Comment by TNT666 on May 9, 2011 at 1:19am
And I do not attack "men in general" as you say, but patriarchy itself, which can be represented by both men and women, not exactly the same thing now. Your attacks onto me make me wonder why you even spend efforts posting on topics relating to the struggle of women, no matter the context. You "support" women, as long as they support your view.
Comment by TNT666 on May 8, 2011 at 2:17pm
Bruce or Tbyte, admitted anti-feminist, you should stick to the content of the post instead of attacking women posting here.
Comment by Grace Fitzpatrick on May 8, 2011 at 1:49pm

Admittedly, I have not read this entire thread, so I can't comment on what others have said.  However, this has been bothering me and as a mother on Mother's Day, I am going to say something.  I don't like the way some people refer to parents as "breeders".  This comes off as a derogatory term for mothers.  I don't really like it.  It doesn't feel very nice to be called that.  It doesn't feel nice to think someone may call you that just because you have a secret desire to have a family. 

 

Christians and other people of faith not only don't call the parents among them derogatory names, they exalt large families.  I'm not saying we have to do that.  Just don't say mean things about people who have or want to have kids.  It okay not to want to have kids, but it's also okay to have kids responsibly.   I, personally, don't think having 19 children is responsible (thinking of the Duggar family), but I don't find having two or three children irresponsible. 

 

I think it's starting to happen, but i think we need to reach out to families a little bit better.  In fact, I think we have more to offer parent GBLTs and most churches don't.  Women (and many men) consider their family the center of their life.  I think if the whole family feels welcome, then we'll get more people of all ages. 

 

The Church caters to kids.  I'm not saying we have to do that, but some programs for kids might be an idea to think about.  People use churches to socialize more than anything.  I have noticed that more children growing up in religion deconvert to atheism than atheist children convert to faith.  In fact, it is so rare, that when an atheist converts to religion, they have to make a huge deal of it, practically having it written up in the news paper.  However, when a person formerly of faith decoverts, we don't make such a big deal out of it, because it is a normal everyday occurrence for us.  So I think it's import that children are actually raised in atheism just like they are raised in faith. 

 

I think if we reach out to families more, women will follow.  Women make up the bulk of believers.  Men often only go to church reluctantly.  Men seem to naturally be more skeptical of religion.  Perhaps this is because men traditionally go to war and see the worst in people, while have and care for babies which is fraught with things that could go wrong for the people you love and care about the most - your kids.  I think women turn to faith out of fear.  I think if you could take the fear out of women, then you could remove the faith as well.  Faith is fear based.  Atheism is fearless.  It is very hard to live fearlessly - especially when you're a mom constantly worrying about what is happening or might happen to your kids. 

 

Now these roles are all changing, so perhaps Dads feel the same amount of anxiety over their kids as Moms do.
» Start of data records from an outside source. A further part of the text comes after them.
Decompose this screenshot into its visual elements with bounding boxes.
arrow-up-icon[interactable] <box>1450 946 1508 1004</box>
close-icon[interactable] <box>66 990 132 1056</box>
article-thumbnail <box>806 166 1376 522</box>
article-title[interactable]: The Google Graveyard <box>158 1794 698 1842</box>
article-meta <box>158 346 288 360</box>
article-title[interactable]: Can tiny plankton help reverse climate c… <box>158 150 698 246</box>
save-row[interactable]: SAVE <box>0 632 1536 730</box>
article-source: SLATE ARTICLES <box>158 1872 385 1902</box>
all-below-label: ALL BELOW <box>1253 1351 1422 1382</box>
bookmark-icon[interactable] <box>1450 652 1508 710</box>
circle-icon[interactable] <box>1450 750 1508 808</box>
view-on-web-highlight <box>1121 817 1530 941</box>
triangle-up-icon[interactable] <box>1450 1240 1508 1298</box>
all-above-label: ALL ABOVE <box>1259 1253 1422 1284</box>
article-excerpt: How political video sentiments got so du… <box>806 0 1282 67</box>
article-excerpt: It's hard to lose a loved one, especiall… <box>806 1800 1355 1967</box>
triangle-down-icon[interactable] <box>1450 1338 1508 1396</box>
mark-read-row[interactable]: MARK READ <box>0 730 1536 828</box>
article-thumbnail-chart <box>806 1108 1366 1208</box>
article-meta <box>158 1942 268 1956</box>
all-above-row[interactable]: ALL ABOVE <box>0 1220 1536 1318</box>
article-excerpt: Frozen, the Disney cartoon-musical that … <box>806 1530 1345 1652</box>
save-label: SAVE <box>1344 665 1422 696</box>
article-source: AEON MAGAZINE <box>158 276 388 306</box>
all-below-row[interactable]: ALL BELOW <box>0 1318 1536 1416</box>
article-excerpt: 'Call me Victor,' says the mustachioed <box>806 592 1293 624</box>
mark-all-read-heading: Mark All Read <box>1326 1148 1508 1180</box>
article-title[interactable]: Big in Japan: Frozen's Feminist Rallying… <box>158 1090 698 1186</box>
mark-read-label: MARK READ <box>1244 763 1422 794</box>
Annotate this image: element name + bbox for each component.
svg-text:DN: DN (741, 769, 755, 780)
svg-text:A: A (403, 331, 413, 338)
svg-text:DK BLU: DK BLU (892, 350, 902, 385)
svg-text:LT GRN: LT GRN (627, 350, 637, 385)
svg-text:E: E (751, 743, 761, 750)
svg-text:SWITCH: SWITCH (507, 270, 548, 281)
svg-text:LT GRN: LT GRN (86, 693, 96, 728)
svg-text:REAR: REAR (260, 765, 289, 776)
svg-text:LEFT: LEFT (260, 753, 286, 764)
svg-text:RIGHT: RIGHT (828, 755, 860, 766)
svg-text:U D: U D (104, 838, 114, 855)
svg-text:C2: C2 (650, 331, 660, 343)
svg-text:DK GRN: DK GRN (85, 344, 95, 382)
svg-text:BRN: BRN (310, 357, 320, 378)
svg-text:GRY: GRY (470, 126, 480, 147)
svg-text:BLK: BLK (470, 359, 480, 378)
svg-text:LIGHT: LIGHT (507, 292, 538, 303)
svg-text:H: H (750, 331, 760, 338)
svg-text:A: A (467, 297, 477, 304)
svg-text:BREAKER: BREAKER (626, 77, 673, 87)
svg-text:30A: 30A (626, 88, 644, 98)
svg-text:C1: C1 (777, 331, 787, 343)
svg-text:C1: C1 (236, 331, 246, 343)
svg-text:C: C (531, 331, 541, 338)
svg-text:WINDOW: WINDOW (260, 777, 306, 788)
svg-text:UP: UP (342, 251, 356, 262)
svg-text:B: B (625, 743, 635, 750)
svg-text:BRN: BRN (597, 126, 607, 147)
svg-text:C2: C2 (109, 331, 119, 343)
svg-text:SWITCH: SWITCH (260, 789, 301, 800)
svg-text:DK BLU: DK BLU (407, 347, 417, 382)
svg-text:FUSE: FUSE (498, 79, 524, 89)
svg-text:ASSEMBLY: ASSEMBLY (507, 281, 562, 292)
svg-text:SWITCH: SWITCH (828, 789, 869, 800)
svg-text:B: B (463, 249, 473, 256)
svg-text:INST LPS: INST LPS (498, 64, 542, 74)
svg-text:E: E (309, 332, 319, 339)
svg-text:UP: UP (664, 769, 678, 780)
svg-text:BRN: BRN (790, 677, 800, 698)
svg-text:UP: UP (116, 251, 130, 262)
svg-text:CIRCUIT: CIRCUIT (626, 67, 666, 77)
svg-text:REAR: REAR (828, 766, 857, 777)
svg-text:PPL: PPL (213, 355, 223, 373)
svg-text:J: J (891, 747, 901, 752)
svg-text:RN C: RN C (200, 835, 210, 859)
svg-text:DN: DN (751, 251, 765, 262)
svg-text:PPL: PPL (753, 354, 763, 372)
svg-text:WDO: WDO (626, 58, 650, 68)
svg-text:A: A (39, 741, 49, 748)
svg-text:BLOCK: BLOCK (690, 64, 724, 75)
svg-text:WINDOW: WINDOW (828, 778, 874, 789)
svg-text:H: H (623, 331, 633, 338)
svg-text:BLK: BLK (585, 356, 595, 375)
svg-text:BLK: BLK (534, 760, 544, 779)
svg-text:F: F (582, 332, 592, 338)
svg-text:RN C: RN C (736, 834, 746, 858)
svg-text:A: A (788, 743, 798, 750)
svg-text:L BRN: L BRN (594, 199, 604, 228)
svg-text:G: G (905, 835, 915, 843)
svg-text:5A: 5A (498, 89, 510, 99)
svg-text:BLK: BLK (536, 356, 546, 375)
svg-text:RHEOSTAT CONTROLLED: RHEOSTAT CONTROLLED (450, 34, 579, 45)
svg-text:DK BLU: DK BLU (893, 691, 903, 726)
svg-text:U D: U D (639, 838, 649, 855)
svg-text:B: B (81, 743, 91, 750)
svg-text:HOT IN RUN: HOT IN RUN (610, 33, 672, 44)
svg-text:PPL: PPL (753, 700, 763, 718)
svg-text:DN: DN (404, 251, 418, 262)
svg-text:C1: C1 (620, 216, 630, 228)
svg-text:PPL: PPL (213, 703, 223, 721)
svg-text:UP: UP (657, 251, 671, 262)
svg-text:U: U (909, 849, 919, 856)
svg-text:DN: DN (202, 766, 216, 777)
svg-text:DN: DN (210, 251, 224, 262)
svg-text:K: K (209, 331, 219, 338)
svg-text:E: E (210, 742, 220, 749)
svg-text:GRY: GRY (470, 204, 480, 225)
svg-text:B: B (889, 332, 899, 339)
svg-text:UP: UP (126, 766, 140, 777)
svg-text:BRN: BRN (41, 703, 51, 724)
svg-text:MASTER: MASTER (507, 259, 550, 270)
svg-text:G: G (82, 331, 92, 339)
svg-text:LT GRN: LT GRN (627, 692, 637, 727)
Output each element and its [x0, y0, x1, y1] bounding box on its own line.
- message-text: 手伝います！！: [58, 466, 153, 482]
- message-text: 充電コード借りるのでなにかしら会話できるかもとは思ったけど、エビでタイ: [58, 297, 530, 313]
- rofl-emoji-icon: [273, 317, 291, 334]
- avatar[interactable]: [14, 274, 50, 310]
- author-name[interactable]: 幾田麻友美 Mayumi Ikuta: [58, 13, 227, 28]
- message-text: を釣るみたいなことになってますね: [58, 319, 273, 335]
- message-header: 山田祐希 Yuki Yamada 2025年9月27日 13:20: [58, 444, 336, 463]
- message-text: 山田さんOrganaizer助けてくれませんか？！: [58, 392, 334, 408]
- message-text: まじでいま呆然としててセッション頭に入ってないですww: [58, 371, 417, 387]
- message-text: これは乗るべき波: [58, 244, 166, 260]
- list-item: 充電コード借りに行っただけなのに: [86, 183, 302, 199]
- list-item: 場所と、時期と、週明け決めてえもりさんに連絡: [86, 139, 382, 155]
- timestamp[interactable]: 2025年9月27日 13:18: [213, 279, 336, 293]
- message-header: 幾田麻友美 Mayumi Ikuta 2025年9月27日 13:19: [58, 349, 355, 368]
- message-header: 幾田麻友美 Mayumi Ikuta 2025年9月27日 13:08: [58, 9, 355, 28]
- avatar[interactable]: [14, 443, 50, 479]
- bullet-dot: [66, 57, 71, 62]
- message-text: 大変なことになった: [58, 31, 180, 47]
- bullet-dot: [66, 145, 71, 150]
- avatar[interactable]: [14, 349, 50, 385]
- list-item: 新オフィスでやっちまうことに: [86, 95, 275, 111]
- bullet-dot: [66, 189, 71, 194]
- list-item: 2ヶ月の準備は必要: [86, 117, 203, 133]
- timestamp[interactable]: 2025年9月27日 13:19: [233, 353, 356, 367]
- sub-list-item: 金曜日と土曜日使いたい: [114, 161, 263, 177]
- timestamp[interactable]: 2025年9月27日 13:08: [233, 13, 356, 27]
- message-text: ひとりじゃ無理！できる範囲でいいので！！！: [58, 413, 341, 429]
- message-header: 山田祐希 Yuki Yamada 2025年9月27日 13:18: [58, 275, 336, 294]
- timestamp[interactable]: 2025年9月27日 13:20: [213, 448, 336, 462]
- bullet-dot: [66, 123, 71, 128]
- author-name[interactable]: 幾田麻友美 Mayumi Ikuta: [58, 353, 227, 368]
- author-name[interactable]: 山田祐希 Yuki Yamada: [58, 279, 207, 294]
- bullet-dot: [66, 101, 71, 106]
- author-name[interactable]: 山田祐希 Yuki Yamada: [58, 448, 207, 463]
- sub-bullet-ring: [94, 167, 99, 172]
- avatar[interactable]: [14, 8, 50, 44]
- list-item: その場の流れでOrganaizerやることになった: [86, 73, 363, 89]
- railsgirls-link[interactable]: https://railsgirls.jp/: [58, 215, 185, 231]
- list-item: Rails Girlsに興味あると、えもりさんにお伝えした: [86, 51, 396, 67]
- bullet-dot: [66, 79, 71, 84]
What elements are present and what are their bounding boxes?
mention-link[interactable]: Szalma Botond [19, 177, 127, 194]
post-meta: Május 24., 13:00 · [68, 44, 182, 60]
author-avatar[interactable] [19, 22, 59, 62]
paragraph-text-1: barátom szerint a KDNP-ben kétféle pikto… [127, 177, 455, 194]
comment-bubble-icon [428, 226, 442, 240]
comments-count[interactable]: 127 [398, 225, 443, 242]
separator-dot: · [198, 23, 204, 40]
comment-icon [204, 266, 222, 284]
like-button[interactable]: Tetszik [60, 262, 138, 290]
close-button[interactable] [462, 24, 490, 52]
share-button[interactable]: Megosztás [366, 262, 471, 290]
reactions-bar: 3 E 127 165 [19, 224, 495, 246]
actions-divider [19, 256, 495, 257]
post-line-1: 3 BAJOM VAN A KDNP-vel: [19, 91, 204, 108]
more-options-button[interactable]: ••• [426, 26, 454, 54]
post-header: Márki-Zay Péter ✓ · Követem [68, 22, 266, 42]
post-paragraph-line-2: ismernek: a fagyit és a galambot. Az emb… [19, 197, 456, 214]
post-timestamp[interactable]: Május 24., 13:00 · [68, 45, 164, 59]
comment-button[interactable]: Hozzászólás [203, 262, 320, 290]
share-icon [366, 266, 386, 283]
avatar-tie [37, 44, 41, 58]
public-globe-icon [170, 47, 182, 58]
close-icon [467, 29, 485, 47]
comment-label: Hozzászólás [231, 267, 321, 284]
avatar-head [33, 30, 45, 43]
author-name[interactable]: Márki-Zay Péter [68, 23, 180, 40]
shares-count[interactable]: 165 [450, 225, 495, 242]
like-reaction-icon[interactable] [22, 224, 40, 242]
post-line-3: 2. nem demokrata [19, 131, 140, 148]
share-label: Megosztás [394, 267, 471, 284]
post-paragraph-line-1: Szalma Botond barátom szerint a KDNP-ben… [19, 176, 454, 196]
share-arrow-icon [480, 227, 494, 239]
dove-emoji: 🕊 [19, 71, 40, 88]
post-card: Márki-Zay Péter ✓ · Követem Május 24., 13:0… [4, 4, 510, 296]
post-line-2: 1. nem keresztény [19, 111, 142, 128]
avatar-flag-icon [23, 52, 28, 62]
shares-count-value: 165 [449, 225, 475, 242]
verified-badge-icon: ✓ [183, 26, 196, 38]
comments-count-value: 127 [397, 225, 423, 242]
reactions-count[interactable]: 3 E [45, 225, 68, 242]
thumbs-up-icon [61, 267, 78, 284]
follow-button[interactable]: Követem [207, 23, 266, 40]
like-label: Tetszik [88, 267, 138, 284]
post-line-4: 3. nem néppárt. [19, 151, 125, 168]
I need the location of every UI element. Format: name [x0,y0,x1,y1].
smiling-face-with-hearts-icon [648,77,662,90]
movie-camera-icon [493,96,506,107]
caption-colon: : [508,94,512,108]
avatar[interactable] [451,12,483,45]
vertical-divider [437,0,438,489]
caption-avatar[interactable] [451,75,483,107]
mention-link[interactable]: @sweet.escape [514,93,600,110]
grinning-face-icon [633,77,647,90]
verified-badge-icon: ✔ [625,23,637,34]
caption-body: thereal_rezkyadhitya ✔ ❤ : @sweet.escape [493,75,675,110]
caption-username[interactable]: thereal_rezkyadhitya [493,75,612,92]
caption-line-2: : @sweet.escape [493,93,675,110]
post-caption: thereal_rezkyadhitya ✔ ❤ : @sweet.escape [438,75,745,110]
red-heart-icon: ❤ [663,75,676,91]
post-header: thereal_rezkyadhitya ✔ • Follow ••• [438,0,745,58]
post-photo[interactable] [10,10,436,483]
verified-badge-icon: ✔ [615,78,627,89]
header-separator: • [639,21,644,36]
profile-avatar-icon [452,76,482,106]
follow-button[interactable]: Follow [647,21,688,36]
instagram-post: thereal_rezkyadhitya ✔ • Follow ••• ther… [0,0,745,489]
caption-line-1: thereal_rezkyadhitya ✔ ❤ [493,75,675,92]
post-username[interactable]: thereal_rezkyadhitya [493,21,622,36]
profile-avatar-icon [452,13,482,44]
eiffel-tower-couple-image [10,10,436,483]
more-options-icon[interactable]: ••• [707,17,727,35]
I'm not a dad, so I can't speak for them.  Somehow, we need to find a way to ease this anxiety and provide support for anxious parents.  Because nothing turns someone to God like their child having a serious problem. 

 

One thing that I also find interesting is how few over 65 types we have in our mist.  Now there are some, but the church welcomes everyone regardless of age.  I don't think we are unwelcoming to older people, but perhaps we could find ways to be more inclusive of people of age and find ways to actively recruit older people, because I think they have a lot to offer any organization.  Perhaps some person of age could add their two cents here on how to help older people come out.